Cristobal suggests you choose an org depending on your abilities. “In the ‘Art of War’ by Sun Tzu, he says, it is important to know your strengths and weakness. You have to acknowledge your weakness to be able to work on it, and later turn it into your strength. And know your strengths to maximize it.”
The Ventura sisters also suggest attending recruitment week.
“It’s the best place to see what’s available!” says Rachael. “Ask what’s in store for you as a member and how you could grow as an officer in the organization.”
It’s a commitment
After choosing the right organization, choosing a comfortable level of commitment is next.
“To build confidence, one can start by taking smaller roles and responsibilities,” says Raissa. “The best way to really overcome the fear of overcommitment is just to try; you have nothing to lose but so much to gain.”
It is also good to achieve balance.
“There are some limits to being active,” says Rachael. “One should not be active if the org is no longer the priority of the student, or if the student can’t hold his life in balance anymore.”
The Ventura sisters say they were guided by their parents’ advice: “Always take time out to reassess what you’re doing, so you could always keep your life on track. Getting too absorbed in extracurricular activities is a normal thing, but also remember what you’re in school for.”

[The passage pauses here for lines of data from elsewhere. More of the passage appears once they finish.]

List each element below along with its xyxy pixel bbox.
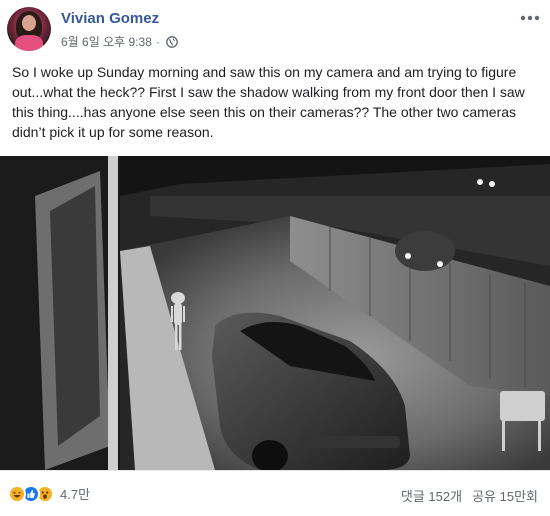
- avatar-shirt: [15, 35, 43, 51]
- security-camera-photo[interactable]: [0, 156, 550, 470]
- share-count[interactable]: 공유 15만회: [472, 486, 538, 505]
- meta-separator: ·: [155, 34, 160, 49]
- globe-icon[interactable]: [166, 35, 178, 48]
- author-name[interactable]: Vivian Gomez: [61, 10, 159, 27]
- avatar[interactable]: [7, 7, 51, 51]
- comment-count[interactable]: 댓글 152개: [401, 486, 462, 505]
- more-options-icon[interactable]: [518, 12, 542, 24]
- reactions-summary[interactable]: 4.7만: [8, 484, 90, 503]
- haha-reaction-icon: [8, 484, 26, 503]
- post-header: Vivian Gomez 6월 6일 오후 9:38 ·: [0, 0, 550, 58]
- facebook-post: Vivian Gomez 6월 6일 오후 9:38 · So I woke u…: [0, 0, 550, 516]
- reaction-count[interactable]: 4.7만: [60, 484, 90, 503]
- post-footer: 4.7만 댓글 152개 공유 15만회: [0, 470, 550, 516]
- post-stats: 댓글 152개 공유 15만회: [391, 486, 538, 505]
- post-text: So I woke up Sunday morning and saw this…: [12, 64, 525, 140]
- avatar-face: [22, 15, 36, 31]
- post-meta: 6월 6일 오후 9:38 ·: [61, 33, 178, 50]
- post-timestamp[interactable]: 6월 6일 오후 9:38: [61, 33, 152, 50]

And, as tiring as it may be to be active, there are many rewards, too.
“Being a student leader has given me the chance to be recommended for good companies because of the credentials I gained,” says Cristobal. “I got to meet the heads of important companies through the activities I have attended.”
For Raissa, being active gives one a leg up in the job market, because organization life is similar to the corporate world.

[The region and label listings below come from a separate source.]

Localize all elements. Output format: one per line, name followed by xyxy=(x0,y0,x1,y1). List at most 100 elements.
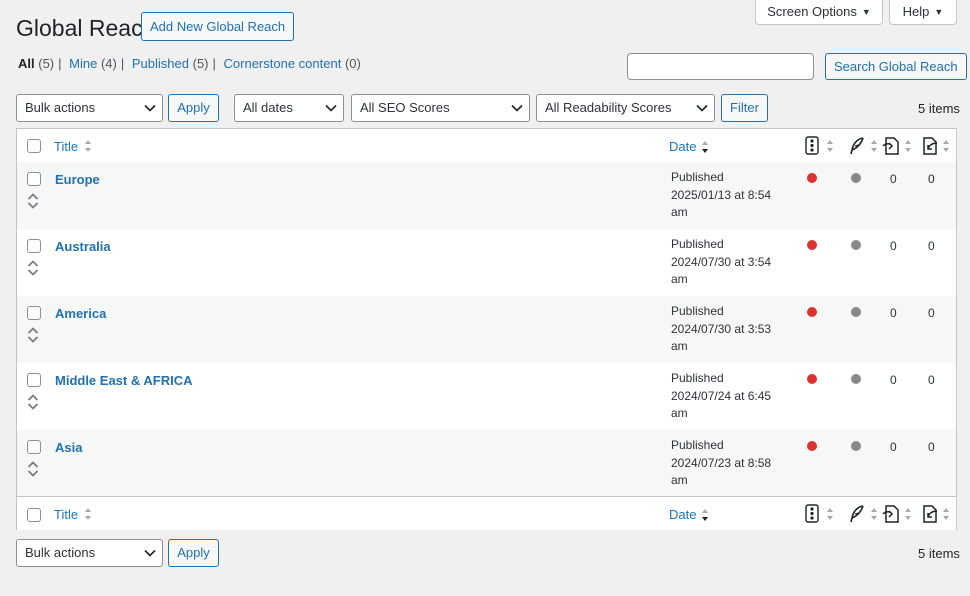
incoming-links-count: 0 xyxy=(928,239,935,253)
items-count: 5 items xyxy=(918,101,960,116)
seo-score-icon[interactable] xyxy=(805,136,819,155)
row-status: Published xyxy=(671,170,724,184)
row-date-line: 2024/07/30 at 3:53 xyxy=(671,321,772,336)
select-all-checkbox[interactable] xyxy=(27,139,41,153)
view-mine[interactable]: Mine xyxy=(69,56,97,71)
table-footer: Title Date xyxy=(17,496,956,530)
column-date[interactable]: Date xyxy=(669,139,696,154)
row-checkbox[interactable] xyxy=(27,239,41,253)
outgoing-links-count: 0 xyxy=(890,306,897,320)
row-time-suffix: am xyxy=(671,339,688,353)
seo-score-icon[interactable] xyxy=(805,504,819,523)
row-status: Published xyxy=(671,371,724,385)
view-separator: | xyxy=(212,56,216,71)
seo-score-dot xyxy=(807,307,817,317)
row-date: Published 2024/07/30 at 3:54 am xyxy=(671,236,791,289)
caret-down-icon: ▼ xyxy=(861,7,871,17)
sort-icon[interactable] xyxy=(870,139,878,153)
incoming-links-icon[interactable] xyxy=(920,137,938,155)
column-date[interactable]: Date xyxy=(669,507,696,522)
bulk-actions-select[interactable]: Bulk actions xyxy=(16,94,163,122)
row-checkbox[interactable] xyxy=(27,440,41,454)
view-all[interactable]: All xyxy=(18,56,35,71)
sort-icon[interactable] xyxy=(904,139,912,153)
row-date-line: 2025/01/13 at 8:54 xyxy=(671,187,772,202)
sort-desc-icon[interactable] xyxy=(701,140,709,154)
row-checkbox[interactable] xyxy=(27,172,41,186)
row-date: Published 2025/01/13 at 8:54 am xyxy=(671,169,791,222)
items-count-bottom: 5 items xyxy=(918,546,960,561)
reorder-icon[interactable] xyxy=(27,193,39,209)
outgoing-links-count: 0 xyxy=(890,440,897,454)
outgoing-links-icon[interactable] xyxy=(882,505,900,523)
readability-feather-icon[interactable] xyxy=(849,137,865,155)
readability-score-dot xyxy=(851,240,861,250)
search-input[interactable] xyxy=(627,53,814,80)
column-title[interactable]: Title xyxy=(54,139,78,154)
sort-icon[interactable] xyxy=(942,507,950,521)
row-status: Published xyxy=(671,304,724,318)
dates-value: All dates xyxy=(243,100,293,115)
sort-icon[interactable] xyxy=(904,507,912,521)
row-title-link[interactable]: America xyxy=(55,306,106,321)
sort-desc-icon[interactable] xyxy=(701,508,709,522)
view-cornerstone[interactable]: Cornerstone content xyxy=(224,56,342,71)
bulk-actions-select-bottom[interactable]: Bulk actions xyxy=(16,539,163,567)
chevron-down-icon xyxy=(511,104,523,112)
view-published[interactable]: Published xyxy=(132,56,189,71)
chevron-down-icon xyxy=(325,104,337,112)
view-count: (0) xyxy=(344,56,361,71)
bulk-actions-value: Bulk actions xyxy=(25,100,96,115)
row-time-suffix: am xyxy=(671,272,688,286)
seo-score-dot xyxy=(807,374,817,384)
reorder-icon[interactable] xyxy=(27,461,39,477)
readability-feather-icon[interactable] xyxy=(849,505,865,523)
apply-button-bottom[interactable]: Apply xyxy=(168,539,219,567)
sort-icon[interactable] xyxy=(826,139,834,153)
row-time-suffix: am xyxy=(671,205,688,219)
sort-icon[interactable] xyxy=(826,507,834,521)
select-all-checkbox[interactable] xyxy=(27,508,41,522)
posts-table: Title Date Europe Published 2025/01/13 at… xyxy=(16,128,957,530)
row-title-link[interactable]: Europe xyxy=(55,172,100,187)
screen-options-label: Screen Options xyxy=(767,4,857,19)
sort-icon[interactable] xyxy=(870,507,878,521)
sort-icon[interactable] xyxy=(84,507,92,521)
row-title-link[interactable]: Middle East & AFRICA xyxy=(55,373,192,388)
incoming-links-icon[interactable] xyxy=(920,505,938,523)
outgoing-links-icon[interactable] xyxy=(882,137,900,155)
view-count: (5) xyxy=(192,56,209,71)
row-checkbox[interactable] xyxy=(27,306,41,320)
apply-button[interactable]: Apply xyxy=(168,94,219,122)
seo-scores-select[interactable]: All SEO Scores xyxy=(351,94,530,122)
bulk-actions-value: Bulk actions xyxy=(25,545,96,560)
add-new-button[interactable]: Add New Global Reach xyxy=(141,12,295,41)
help-button[interactable]: Help ▼ xyxy=(889,0,957,25)
row-date-line: 2024/07/24 at 6:45 xyxy=(671,388,772,403)
view-count: (4) xyxy=(100,56,117,71)
seo-score-dot xyxy=(807,441,817,451)
dates-select[interactable]: All dates xyxy=(234,94,344,122)
row-date-line: 2024/07/23 at 8:58 xyxy=(671,455,772,470)
screen-options-button[interactable]: Screen Options ▼ xyxy=(755,0,883,25)
reorder-icon[interactable] xyxy=(27,394,39,410)
row-checkbox[interactable] xyxy=(27,373,41,387)
filter-button[interactable]: Filter xyxy=(721,94,768,122)
table-row: America Published 2024/07/30 at 3:53 am 0 … xyxy=(17,296,956,363)
search-button[interactable]: Search Global Reach xyxy=(825,53,967,80)
row-status: Published xyxy=(671,237,724,251)
chevron-down-icon xyxy=(696,104,708,112)
outgoing-links-count: 0 xyxy=(890,239,897,253)
column-title[interactable]: Title xyxy=(54,507,78,522)
readability-scores-select[interactable]: All Readability Scores xyxy=(536,94,715,122)
readability-scores-value: All Readability Scores xyxy=(545,100,672,115)
chevron-down-icon xyxy=(144,549,156,557)
reorder-icon[interactable] xyxy=(27,327,39,343)
incoming-links-count: 0 xyxy=(928,440,935,454)
row-title-link[interactable]: Asia xyxy=(55,440,82,455)
reorder-icon[interactable] xyxy=(27,260,39,276)
row-date: Published 2024/07/24 at 6:45 am xyxy=(671,370,791,423)
sort-icon[interactable] xyxy=(84,139,92,153)
row-title-link[interactable]: Australia xyxy=(55,239,111,254)
sort-icon[interactable] xyxy=(942,139,950,153)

“In both, you will encounter people you may not work well with, deadlines that seem impossible to meet, and projects that overlap and compete for your time,” she says.
“Adjusting to the corporate world and learning how to handle these situations become easier, since your org life has already exposed and trained you.”
Rachael says, “Becoming active in college made my life richer. It gives me greater fulfillment to know that I wasn’t just studying in college, but also, that I tried to make a difference. Hard work is only a small price to pay for the fulfillment, knowledge and experience you gain by joining school organizations and being active.”